In one case, for example, the Missoula Police obtained a confession from a man who admitted raping a woman while she was unconscious. The Missoula Police referred the case to the County Attorney's Office with a recommendation that the prosecutor charge the suspect with sexual intercourse without consent, as well as car theft. The County Attorney's Office declined to bring any charges, citing "insufficient evidence."

The prosecutors' attitude has taught Missoula Police detectives that a case "must involve physical force of overwhelming and irrefutable evidence to be considered a crime worthy of prosecution."



The work of Missoula Police detectives is compromised by that fact that, even if they expend the resources to conduct a comprehensive investigation, the County Attorney's Office often will not charge the case. One woman reported that the Missoula Police detective in her case informed her that because "no one had a limb cut off and there was no video of the incident," prosecutors "wouldn't see this [the rape] as anything more than a girl getting drunk at a party."

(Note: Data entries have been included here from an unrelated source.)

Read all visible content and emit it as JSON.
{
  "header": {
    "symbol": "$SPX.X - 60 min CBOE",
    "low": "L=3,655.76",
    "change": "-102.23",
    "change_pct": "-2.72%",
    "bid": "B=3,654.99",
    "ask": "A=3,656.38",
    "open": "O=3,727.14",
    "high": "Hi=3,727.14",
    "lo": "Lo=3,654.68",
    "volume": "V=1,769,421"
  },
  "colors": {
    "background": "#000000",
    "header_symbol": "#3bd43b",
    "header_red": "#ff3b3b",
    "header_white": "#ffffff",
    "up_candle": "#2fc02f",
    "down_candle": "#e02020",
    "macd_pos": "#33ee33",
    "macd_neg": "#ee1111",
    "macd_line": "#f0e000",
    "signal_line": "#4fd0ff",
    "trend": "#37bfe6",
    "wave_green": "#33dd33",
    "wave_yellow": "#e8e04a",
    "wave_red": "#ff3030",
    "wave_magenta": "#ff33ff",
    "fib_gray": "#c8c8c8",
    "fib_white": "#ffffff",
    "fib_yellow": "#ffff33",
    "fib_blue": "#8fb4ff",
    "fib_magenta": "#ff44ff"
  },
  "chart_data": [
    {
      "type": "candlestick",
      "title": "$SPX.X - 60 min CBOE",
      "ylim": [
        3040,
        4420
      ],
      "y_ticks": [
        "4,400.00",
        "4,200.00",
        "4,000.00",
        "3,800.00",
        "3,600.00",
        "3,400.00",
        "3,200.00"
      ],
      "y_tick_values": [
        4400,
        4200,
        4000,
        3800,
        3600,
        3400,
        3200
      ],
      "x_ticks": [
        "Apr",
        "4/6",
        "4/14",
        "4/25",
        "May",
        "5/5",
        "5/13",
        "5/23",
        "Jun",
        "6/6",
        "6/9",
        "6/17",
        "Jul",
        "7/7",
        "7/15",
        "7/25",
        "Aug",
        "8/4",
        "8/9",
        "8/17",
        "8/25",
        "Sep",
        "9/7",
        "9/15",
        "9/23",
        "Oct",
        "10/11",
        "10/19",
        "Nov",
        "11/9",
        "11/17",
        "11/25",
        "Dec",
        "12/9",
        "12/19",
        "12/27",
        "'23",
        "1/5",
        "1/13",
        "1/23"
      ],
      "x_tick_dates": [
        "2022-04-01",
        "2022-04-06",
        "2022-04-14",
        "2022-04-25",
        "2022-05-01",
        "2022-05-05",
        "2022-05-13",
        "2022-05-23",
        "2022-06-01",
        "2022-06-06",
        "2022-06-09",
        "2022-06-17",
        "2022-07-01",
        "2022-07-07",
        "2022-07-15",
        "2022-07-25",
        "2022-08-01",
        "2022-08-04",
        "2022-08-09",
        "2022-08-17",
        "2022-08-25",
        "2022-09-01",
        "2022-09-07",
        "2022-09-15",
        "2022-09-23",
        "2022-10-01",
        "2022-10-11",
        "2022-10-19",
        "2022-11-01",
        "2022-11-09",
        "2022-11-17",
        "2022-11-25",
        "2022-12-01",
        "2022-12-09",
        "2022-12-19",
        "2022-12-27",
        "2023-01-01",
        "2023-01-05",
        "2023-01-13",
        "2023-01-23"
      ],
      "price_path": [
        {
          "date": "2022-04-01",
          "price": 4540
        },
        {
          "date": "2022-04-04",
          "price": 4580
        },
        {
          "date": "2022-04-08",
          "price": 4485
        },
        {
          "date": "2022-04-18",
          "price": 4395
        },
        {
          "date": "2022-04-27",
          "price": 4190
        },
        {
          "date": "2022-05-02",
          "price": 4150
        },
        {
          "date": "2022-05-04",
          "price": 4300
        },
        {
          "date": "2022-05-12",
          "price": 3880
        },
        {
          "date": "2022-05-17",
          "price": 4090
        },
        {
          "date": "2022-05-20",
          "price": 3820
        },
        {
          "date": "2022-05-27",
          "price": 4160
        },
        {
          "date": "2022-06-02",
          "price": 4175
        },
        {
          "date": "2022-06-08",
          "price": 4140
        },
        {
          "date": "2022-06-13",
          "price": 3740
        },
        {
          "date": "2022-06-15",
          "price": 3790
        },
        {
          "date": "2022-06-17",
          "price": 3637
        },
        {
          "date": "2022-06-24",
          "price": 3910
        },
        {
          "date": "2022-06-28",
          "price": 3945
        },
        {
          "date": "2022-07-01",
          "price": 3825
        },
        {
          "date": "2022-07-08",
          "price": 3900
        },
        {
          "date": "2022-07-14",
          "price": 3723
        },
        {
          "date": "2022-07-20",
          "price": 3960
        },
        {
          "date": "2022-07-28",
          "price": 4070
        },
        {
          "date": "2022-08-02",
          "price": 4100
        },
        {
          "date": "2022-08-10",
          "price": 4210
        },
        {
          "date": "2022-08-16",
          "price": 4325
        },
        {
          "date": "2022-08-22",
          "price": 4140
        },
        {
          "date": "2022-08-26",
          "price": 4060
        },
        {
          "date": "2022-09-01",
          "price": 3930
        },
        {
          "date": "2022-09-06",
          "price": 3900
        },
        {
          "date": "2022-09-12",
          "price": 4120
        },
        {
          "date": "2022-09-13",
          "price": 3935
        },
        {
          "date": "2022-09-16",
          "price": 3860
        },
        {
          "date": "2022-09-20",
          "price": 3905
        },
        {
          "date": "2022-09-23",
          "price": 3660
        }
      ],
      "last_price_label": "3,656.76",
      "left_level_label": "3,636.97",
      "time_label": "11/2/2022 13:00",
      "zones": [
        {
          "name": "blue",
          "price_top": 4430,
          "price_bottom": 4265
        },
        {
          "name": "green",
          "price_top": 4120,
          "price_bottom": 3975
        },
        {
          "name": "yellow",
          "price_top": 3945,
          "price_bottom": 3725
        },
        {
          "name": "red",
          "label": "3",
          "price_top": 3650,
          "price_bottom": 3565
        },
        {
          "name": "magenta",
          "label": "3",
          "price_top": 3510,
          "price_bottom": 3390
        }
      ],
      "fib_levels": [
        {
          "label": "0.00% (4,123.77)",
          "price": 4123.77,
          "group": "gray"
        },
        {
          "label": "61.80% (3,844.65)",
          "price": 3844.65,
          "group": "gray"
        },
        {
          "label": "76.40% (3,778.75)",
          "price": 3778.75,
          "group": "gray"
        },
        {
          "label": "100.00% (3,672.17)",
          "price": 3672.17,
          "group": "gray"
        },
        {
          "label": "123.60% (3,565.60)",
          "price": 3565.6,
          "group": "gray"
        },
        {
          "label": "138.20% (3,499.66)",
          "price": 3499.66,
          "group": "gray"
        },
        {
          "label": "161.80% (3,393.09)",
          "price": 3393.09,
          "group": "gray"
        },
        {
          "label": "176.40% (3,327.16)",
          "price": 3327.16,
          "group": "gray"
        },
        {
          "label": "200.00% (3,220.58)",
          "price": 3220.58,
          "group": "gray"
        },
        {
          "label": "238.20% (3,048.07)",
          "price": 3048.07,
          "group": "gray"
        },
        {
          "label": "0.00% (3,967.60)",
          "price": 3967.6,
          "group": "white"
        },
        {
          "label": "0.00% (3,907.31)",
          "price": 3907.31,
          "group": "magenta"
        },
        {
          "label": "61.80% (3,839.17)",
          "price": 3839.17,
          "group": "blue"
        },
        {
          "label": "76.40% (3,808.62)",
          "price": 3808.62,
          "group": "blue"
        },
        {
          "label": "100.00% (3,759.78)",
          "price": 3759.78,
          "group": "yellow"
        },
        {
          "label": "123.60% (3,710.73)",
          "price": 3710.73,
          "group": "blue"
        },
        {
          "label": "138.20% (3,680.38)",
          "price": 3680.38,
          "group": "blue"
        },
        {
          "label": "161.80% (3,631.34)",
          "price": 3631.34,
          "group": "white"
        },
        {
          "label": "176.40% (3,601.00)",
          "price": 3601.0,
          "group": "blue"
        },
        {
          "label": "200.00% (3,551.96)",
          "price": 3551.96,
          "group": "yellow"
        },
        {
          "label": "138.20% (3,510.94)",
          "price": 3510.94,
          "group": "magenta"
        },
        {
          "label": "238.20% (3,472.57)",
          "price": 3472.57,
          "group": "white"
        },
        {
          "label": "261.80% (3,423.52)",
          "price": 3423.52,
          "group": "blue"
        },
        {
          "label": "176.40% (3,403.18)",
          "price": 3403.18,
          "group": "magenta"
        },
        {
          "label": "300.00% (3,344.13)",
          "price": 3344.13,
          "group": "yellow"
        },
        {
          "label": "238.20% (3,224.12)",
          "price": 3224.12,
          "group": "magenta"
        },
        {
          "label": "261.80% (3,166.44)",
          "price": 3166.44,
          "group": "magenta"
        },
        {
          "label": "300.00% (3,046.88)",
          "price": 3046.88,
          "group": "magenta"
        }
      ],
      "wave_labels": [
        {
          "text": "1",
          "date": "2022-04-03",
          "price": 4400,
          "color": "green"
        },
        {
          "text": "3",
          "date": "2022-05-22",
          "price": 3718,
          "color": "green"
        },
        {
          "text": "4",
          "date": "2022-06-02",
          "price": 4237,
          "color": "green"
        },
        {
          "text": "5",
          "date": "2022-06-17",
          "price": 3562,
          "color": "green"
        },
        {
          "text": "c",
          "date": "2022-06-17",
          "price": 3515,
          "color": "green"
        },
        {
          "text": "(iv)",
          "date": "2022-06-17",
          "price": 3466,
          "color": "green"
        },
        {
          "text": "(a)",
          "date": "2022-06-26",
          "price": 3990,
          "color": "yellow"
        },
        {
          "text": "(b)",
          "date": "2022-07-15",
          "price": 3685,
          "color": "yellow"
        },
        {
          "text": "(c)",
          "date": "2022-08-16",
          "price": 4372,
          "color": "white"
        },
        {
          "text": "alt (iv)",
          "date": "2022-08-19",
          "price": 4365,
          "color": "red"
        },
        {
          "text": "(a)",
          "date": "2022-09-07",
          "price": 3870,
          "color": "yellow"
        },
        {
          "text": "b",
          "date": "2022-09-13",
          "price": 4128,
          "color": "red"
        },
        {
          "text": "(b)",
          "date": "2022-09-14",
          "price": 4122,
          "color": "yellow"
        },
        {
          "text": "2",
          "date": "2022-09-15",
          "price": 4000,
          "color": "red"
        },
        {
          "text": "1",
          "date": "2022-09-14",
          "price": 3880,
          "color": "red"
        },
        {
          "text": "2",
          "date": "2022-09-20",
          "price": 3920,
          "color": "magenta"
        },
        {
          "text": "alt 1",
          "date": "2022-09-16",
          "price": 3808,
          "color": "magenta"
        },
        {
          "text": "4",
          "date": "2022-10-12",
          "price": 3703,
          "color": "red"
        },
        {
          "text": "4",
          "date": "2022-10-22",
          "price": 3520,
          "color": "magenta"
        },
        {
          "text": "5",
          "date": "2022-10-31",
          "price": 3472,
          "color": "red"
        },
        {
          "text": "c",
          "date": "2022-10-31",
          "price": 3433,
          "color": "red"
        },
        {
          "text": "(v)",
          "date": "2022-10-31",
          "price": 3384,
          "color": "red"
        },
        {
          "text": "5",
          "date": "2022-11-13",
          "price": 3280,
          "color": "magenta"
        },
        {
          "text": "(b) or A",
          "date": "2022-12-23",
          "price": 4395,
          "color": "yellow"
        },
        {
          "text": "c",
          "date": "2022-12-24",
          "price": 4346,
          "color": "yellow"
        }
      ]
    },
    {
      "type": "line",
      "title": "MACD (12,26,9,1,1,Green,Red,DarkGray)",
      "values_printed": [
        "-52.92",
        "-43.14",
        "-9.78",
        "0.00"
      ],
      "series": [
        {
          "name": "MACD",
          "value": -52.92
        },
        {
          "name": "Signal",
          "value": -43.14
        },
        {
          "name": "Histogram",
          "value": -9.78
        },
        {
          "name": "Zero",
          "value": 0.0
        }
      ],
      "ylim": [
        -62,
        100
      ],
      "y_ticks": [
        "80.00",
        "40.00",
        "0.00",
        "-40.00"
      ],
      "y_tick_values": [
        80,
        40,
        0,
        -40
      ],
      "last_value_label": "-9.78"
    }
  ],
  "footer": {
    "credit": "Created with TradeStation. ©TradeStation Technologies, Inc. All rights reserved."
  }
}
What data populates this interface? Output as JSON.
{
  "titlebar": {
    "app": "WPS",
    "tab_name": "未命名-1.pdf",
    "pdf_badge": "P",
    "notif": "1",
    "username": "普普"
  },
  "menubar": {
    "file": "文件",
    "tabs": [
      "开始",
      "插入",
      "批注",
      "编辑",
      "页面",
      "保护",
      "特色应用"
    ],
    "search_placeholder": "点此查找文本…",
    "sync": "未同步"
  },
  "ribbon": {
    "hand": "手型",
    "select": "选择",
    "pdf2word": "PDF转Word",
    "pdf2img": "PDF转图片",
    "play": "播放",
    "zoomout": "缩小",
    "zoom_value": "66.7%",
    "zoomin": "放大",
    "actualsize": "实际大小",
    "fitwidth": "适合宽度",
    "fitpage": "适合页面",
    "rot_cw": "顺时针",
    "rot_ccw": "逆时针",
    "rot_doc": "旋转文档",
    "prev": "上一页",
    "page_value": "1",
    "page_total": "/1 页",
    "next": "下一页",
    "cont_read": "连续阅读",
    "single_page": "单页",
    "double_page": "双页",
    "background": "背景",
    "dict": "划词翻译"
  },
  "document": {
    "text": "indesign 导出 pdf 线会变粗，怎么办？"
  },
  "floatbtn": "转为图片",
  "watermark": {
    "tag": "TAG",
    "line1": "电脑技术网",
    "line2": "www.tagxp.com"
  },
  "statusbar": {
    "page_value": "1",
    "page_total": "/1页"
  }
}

Whether or not the detective's characterization was accurate, the County Attorney's actions over time left this detective — and many others like him — with the understanding that non-stranger sexual assault of women, and especially drug-facilitated sexual assault, must involve physical force of overwhelming and irrefutable evidence to be considered a crime worthy of prosecution.

And victims have been taught that reporting their assaults is "at best, a waste of time, or at worst, a re-victimization."



For victims of sexual assault, MCAO's response indicated that a decision to report and participate in an assault investigation will be, at best, a waste of time, or, at worst, a re-victimization. Indeed, in one case from early 2013, a detective told both the victim and the offender that the detective's role was limited to collecting physical evidence of sexual assault at that the County Attorney's Office would never file charges in the case — despite the fact that the detective acknowledged to the victim that she had been raped by the offender.



For instance, we interviewed a young woman who had suffered a gang rape as a student at the University of Montana and described feeling re-traumatized by the experience of seeking to have the assault prosecuted by the County Attorney's Office. As a result of hearing about that experience, a friend of the woman declined to report her own rape to either the police or to prosecutors.

In another example, a clinical psychologist told us that she had counseled numerous sexual assault survivors in Missoula who had pursued criminal charges against their assailants and described their experience with the County Attorney's Office as being so horrendous that, when the psychologist herself was sexually assaulted, she was reluctant to have her case prosecuted by the County Attorney's Office.